As far as I can see, the existing FreeBSD support would require either modification of the TLS library to replace the syscall used for that first data write - or inserting a stateful shim layer underneath that library.

j47996 avatar Aug 07 '25 16:08 j47996

IMHO, what you are trying to achieve is make FreeBSD pretend to be Linux so well, that mentioned libraries won't see any difference and would build on FreeBSD with the same compile options as on Linux. To achieve that you need to fake everything include output of uname(1). This sounds like what Debian/kFreeBSD tried to achieve.

Looking at OpenSSL, file include/internal/bio_tfo.h, I see that the library is written in the standard way how portable libraries are written to use non-portable code. It uses ifdefs, that are either set during the configure stage or are available in OS-specific headers. Particularly OpenSSL will not magically start using TCP_FASTOPEN_CONNECT if this constant is defined on FreeBSD. You would still need to modify the library.

If the goal is to use a library that is not TFO aware at all but force it to use TFO, then I would say that a shim that intercepts connect(2) library call (this lives in libsys in FreeBSD) is a much cleaner solution, than a kernel hack.

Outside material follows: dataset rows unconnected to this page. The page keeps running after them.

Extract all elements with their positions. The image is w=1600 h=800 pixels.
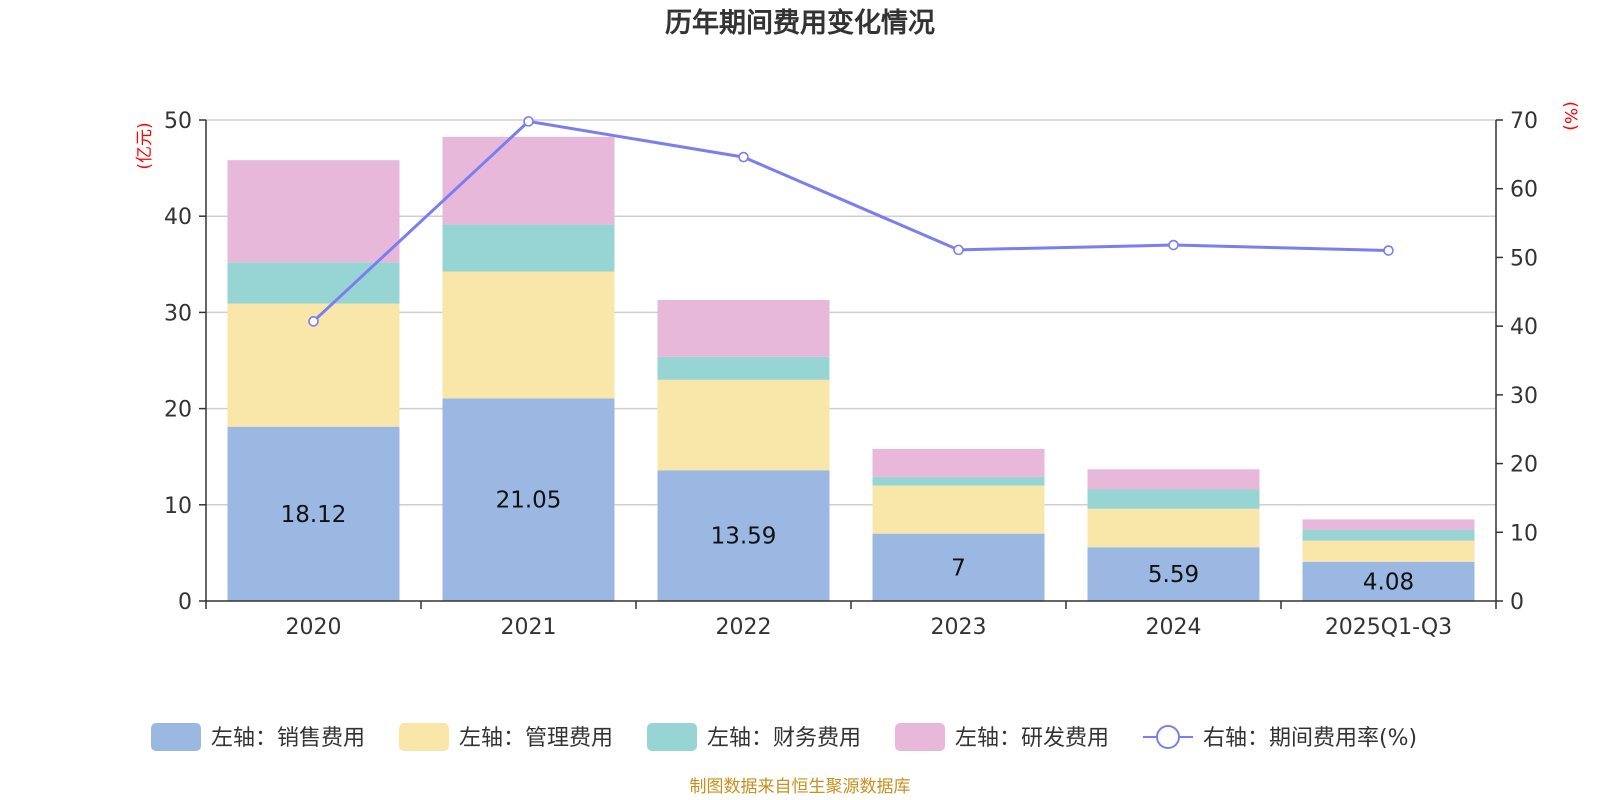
- bar-segment: [442, 398, 615, 601]
- bar-segment: [657, 470, 830, 601]
- bar-segment: [1087, 547, 1260, 601]
- bar-segment: [1302, 519, 1475, 531]
- right-axis-unit: (%): [1560, 101, 1580, 130]
- legend-label: 右轴：期间费用率(%): [1203, 726, 1417, 751]
- data-labels: 18.12 21.05 13.59 7 5.59 4.08: [281, 488, 1415, 596]
- right-tick-label: 70: [1510, 109, 1538, 134]
- bar-segment: [657, 356, 830, 380]
- bar-segment: [657, 379, 830, 471]
- bar-value-label: 13.59: [711, 524, 777, 550]
- legend-swatch: [647, 723, 697, 751]
- left-tick-label: 0: [178, 590, 192, 615]
- rate-point: [738, 151, 749, 163]
- legend-point-swatch: [1156, 725, 1180, 749]
- left-tick-label: 40: [164, 205, 192, 230]
- bar-segment: [1087, 489, 1260, 509]
- x-tick-label: 2020: [286, 615, 342, 640]
- legend-label: 左轴：财务费用: [707, 726, 861, 751]
- rate-point: [1168, 239, 1179, 251]
- right-tick-label: 0: [1510, 590, 1524, 615]
- bar-segment: [872, 449, 1045, 477]
- bar-segment: [442, 224, 615, 272]
- x-tick-label: 2025Q1-Q3: [1325, 615, 1452, 640]
- bar-value-label: 21.05: [496, 488, 562, 514]
- bar-series: [227, 136, 1475, 601]
- right-tick-label: 40: [1510, 315, 1538, 340]
- bar-segment: [872, 533, 1045, 601]
- x-tick-label: 2023: [931, 615, 987, 640]
- x-tick-label: 2021: [501, 615, 557, 640]
- rate-point: [1383, 245, 1394, 256]
- bar-segment: [442, 136, 615, 225]
- rate-point: [523, 116, 534, 127]
- bar-segment: [1087, 508, 1260, 548]
- axes: 0 10 20 30 40 50 0 10 20 30 40 50 60 70 2020 2021 2022 20…: [164, 109, 1538, 640]
- source-note: 制图数据来自恒生聚源数据库: [690, 777, 911, 797]
- legend-swatch: [895, 723, 945, 751]
- bar-segment: [227, 262, 400, 304]
- legend-label: 左轴：销售费用: [211, 726, 365, 751]
- bar-segment: [872, 476, 1045, 486]
- bar-value-label: 4.08: [1363, 569, 1414, 595]
- bar-segment: [872, 485, 1045, 534]
- bar-segment: [442, 271, 615, 399]
- bar-segment: [1302, 540, 1475, 562]
- legend-swatch: [151, 723, 201, 751]
- rate-point: [308, 316, 319, 327]
- rate-line: [312, 119, 1389, 323]
- left-tick-label: 30: [164, 301, 192, 326]
- legend: 左轴：销售费用 左轴：管理费用 左轴：财务费用 左轴：研发费用 右轴：期间费用率(%): [151, 723, 1417, 751]
- legend-swatch: [399, 723, 449, 751]
- bar-value-label: 5.59: [1148, 562, 1199, 588]
- bar-segment: [1087, 469, 1260, 490]
- legend-label: 左轴：研发费用: [955, 726, 1109, 751]
- right-tick-label: 10: [1510, 521, 1538, 546]
- rate-line-series: [308, 116, 1394, 327]
- x-tick-label: 2024: [1146, 615, 1202, 640]
- bar-segment: [657, 299, 830, 357]
- bar-segment: [227, 160, 400, 263]
- right-tick-label: 60: [1510, 178, 1538, 203]
- right-tick-label: 50: [1510, 246, 1538, 271]
- chart-title: 历年期间费用变化情况: [665, 7, 935, 39]
- x-tick-label: 2022: [716, 615, 772, 640]
- left-tick-label: 10: [164, 494, 192, 519]
- right-tick-label: 30: [1510, 384, 1538, 409]
- bar-segment: [1302, 561, 1475, 601]
- bar-segment: [227, 426, 400, 601]
- bar-value-label: 7: [951, 555, 966, 581]
- legend-label: 左轴：管理费用: [459, 726, 613, 751]
- rate-point: [953, 244, 964, 256]
- left-tick-label: 50: [164, 109, 192, 134]
- left-tick-label: 20: [164, 398, 192, 423]
- left-axis-unit: (亿元): [135, 122, 155, 169]
- bar-segment: [1302, 530, 1475, 541]
- bar-value-label: 18.12: [281, 502, 347, 528]
- right-tick-label: 20: [1510, 453, 1538, 478]
- grid-lines: [206, 119, 1496, 506]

glebius avatar Aug 07 '25 21:08 glebius

Particularly OpenSSL will not magically start using TCP_FASTOPEN_CONNECT if this constant is defined on FreeBSD.

I'm not asking it to.

I'm asking for TCP_FASTOPEN_CONNECT to be available to my application code, where I would use it next to the existing connect() call. The application later goes on to call into the TLS library, which does a write() or sendmsg() without knowing that there might be TFO resulting. That would not have to change.

You are correct that I'm asking for a similar facility to one in Linux. It seems I'm not convincing that it would be useful. If this is so, please close the ticket.

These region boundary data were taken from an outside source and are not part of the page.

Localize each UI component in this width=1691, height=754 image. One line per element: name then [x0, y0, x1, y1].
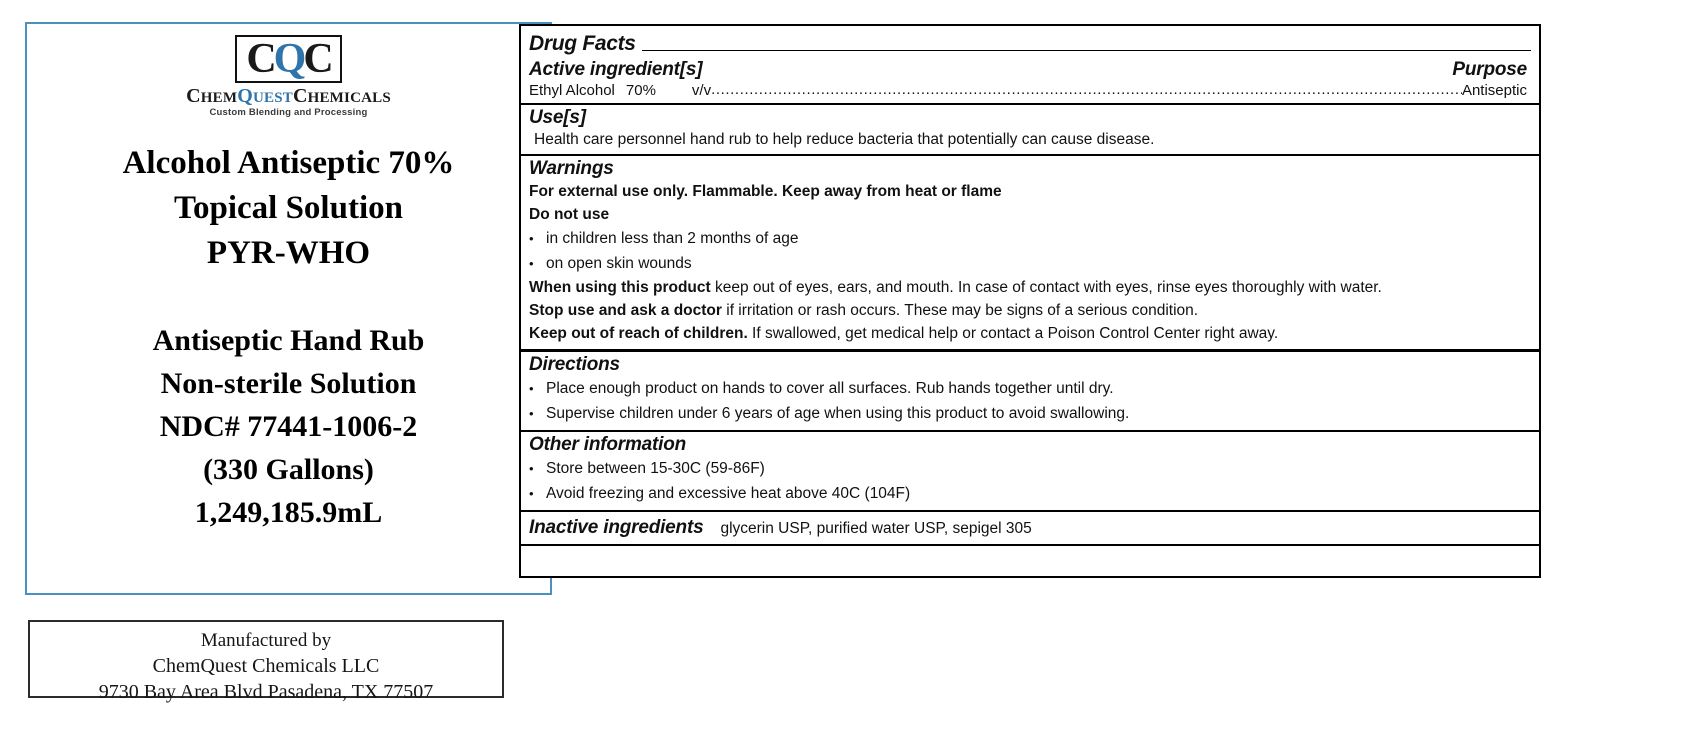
manufactured-by-label: Manufactured by	[200, 630, 332, 651]
drug-facts-title-rule	[641, 50, 1531, 51]
product-title-line-3: PYR-WHO	[206, 235, 371, 272]
product-subtitle-block: Antiseptic Hand Rub Non-sterile Solution…	[27, 319, 550, 534]
cqc-logo-letters: CQC	[246, 36, 333, 82]
inactive-ingredients-section: Inactive ingredients glycerin USP, purif…	[521, 512, 1539, 546]
bullet-icon: •	[529, 256, 534, 271]
active-ingredients-section: Active ingredient[s] Purpose Ethyl Alcoh…	[521, 56, 1539, 105]
do-not-use-item: • in children less than 2 months of age	[529, 226, 1531, 251]
active-ingredient-row: Ethyl Alcohol 70% v/v ..................…	[521, 81, 1539, 103]
product-subtitle-line-2: Non-sterile Solution	[160, 367, 417, 401]
dot-leader: ........................................…	[711, 81, 1462, 98]
active-ingredient-strength: 70%	[625, 82, 656, 99]
drug-facts-panel: Drug Facts Active ingredient[s] Purpose …	[519, 24, 1541, 578]
principal-display-panel: CQC CHEMQUESTCHEMICALS Custom Blending a…	[25, 22, 552, 595]
ndc-number: NDC# 77441-1006-2	[159, 410, 418, 444]
active-ingredient-unit: v/v	[691, 82, 712, 99]
uses-text: Health care personnel hand rub to help r…	[534, 131, 1155, 148]
active-ingredients-heading: Active ingredient[s]	[529, 59, 703, 80]
product-title-line-1: Alcohol Antiseptic 70%	[122, 145, 455, 182]
other-information-item-text: Store between 15-30C (59-86F)	[546, 460, 765, 477]
drug-facts-title: Drug Facts	[529, 32, 636, 55]
other-information-item: • Avoid freezing and excessive heat abov…	[529, 481, 1531, 506]
cqc-logo-icon: CQC	[235, 35, 342, 83]
directions-section: Directions • Place enough product on han…	[521, 352, 1539, 432]
warnings-section: Warnings For external use only. Flammabl…	[521, 156, 1539, 352]
product-subtitle-line-1: Antiseptic Hand Rub	[152, 324, 425, 358]
bullet-icon: •	[529, 406, 534, 421]
product-title-block: Alcohol Antiseptic 70% Topical Solution …	[27, 141, 550, 276]
bullet-icon: •	[529, 461, 534, 476]
drug-facts-blank-row	[521, 546, 1539, 576]
bullet-icon: •	[529, 231, 534, 246]
when-using-warning: When using this product keep out of eyes…	[529, 276, 1531, 299]
inactive-ingredients-heading: Inactive ingredients	[529, 517, 704, 538]
keep-out-text: If swallowed, get medical help or contac…	[747, 325, 1279, 342]
active-ingredient-name: Ethyl Alcohol	[529, 82, 615, 99]
do-not-use-item-text: in children less than 2 months of age	[546, 230, 799, 247]
do-not-use-label: Do not use	[529, 206, 610, 223]
stop-use-lead-in: Stop use and ask a doctor	[529, 302, 722, 319]
volume-gallons: (330 Gallons)	[203, 453, 374, 487]
when-using-text: keep out of eyes, ears, and mouth. In ca…	[710, 279, 1382, 296]
directions-item: • Place enough product on hands to cover…	[529, 376, 1531, 401]
warning-external-use: For external use only. Flammable. Keep a…	[529, 180, 1531, 203]
bullet-icon: •	[529, 486, 534, 501]
other-information-item-text: Avoid freezing and excessive heat above …	[546, 485, 911, 502]
active-ingredients-heading-row: Active ingredient[s] Purpose	[521, 56, 1539, 81]
brand-wordmark: CHEMQUESTCHEMICALS	[186, 84, 391, 107]
purpose-heading: Purpose	[1452, 59, 1527, 80]
purpose-value: Antiseptic	[1461, 82, 1527, 99]
manufacturer-name: ChemQuest Chemicals LLC	[152, 655, 380, 677]
volume-milliliters: 1,249,185.9mL	[194, 496, 383, 530]
stop-use-text: if irritation or rash occurs. These may …	[721, 302, 1199, 319]
uses-section: Use[s] Health care personnel hand rub to…	[521, 105, 1539, 156]
product-title-line-2: Topical Solution	[174, 190, 403, 227]
keep-out-of-reach-warning: Keep out of reach of children. If swallo…	[529, 322, 1531, 345]
other-information-section: Other information • Store between 15-30C…	[521, 432, 1539, 512]
other-information-item: • Store between 15-30C (59-86F)	[529, 456, 1531, 481]
keep-out-lead-in: Keep out of reach of children.	[529, 325, 748, 342]
warnings-heading: Warnings	[529, 158, 614, 179]
manufacturer-box: Manufactured by ChemQuest Chemicals LLC …	[28, 620, 504, 703]
warning-external-use-text: For external use only. Flammable. Keep a…	[529, 183, 1002, 200]
do-not-use-item-text: on open skin wounds	[546, 255, 692, 272]
directions-item: • Supervise children under 6 years of ag…	[529, 401, 1531, 426]
do-not-use-heading: Do not use	[529, 203, 1531, 226]
bullet-icon: •	[529, 381, 534, 396]
inactive-ingredients-row: Inactive ingredients glycerin USP, purif…	[521, 512, 1539, 544]
stop-use-warning: Stop use and ask a doctor if irritation …	[529, 299, 1531, 322]
do-not-use-item: • on open skin wounds	[529, 251, 1531, 276]
inactive-ingredients-list: glycerin USP, purified water USP, sepige…	[720, 520, 1032, 537]
directions-heading: Directions	[529, 354, 620, 375]
directions-item-text: Place enough product on hands to cover a…	[546, 380, 1114, 397]
uses-heading: Use[s]	[529, 107, 586, 128]
other-information-heading: Other information	[529, 434, 687, 455]
when-using-lead-in: When using this product	[529, 279, 711, 296]
drug-facts-title-row: Drug Facts	[521, 26, 1539, 56]
manufacturer-address: 9730 Bay Area Blvd Pasadena, TX 77507	[98, 681, 434, 703]
directions-item-text: Supervise children under 6 years of age …	[546, 405, 1130, 422]
brand-logo: CQC CHEMQUESTCHEMICALS Custom Blending a…	[27, 35, 550, 117]
brand-tagline: Custom Blending and Processing	[209, 106, 368, 118]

j47996 avatar Aug 07 '25 22:08 j47996

We discussed your submission with a small group of FreeBSD developers, namely tuexen@FreeBSD, rscheff@FreeBSD and couple more guys who aren't committers but have submitted patches to the TCP stack - Peter Lei and Nick Banks. We all agreed that the existing API in FreeBSD is better than the second Linux API (aka TCP_FASTOPEN_CONNECT) came up with. We actually found it easy to adopt the first Linux API of MSG_FASTOPEN flag to sendto(). For the the second Linux API we agreed that it makes sense to hack around a TFO-unaware library, but not a good API for developing a proper TFO application or a lib. And we agreed that such hacks should be better made at library level than at kernel level.

However, our discussion lacked @pkelsey , the principal author and maintainer of TFO in FreeBSD. Let's hear from Patrick, his opinion matters the most.

glebius avatar Aug 08 '25 05:08 glebius

I haven't looked at the code, but doesn't support OpenSSL TCP fast open? See NEWS.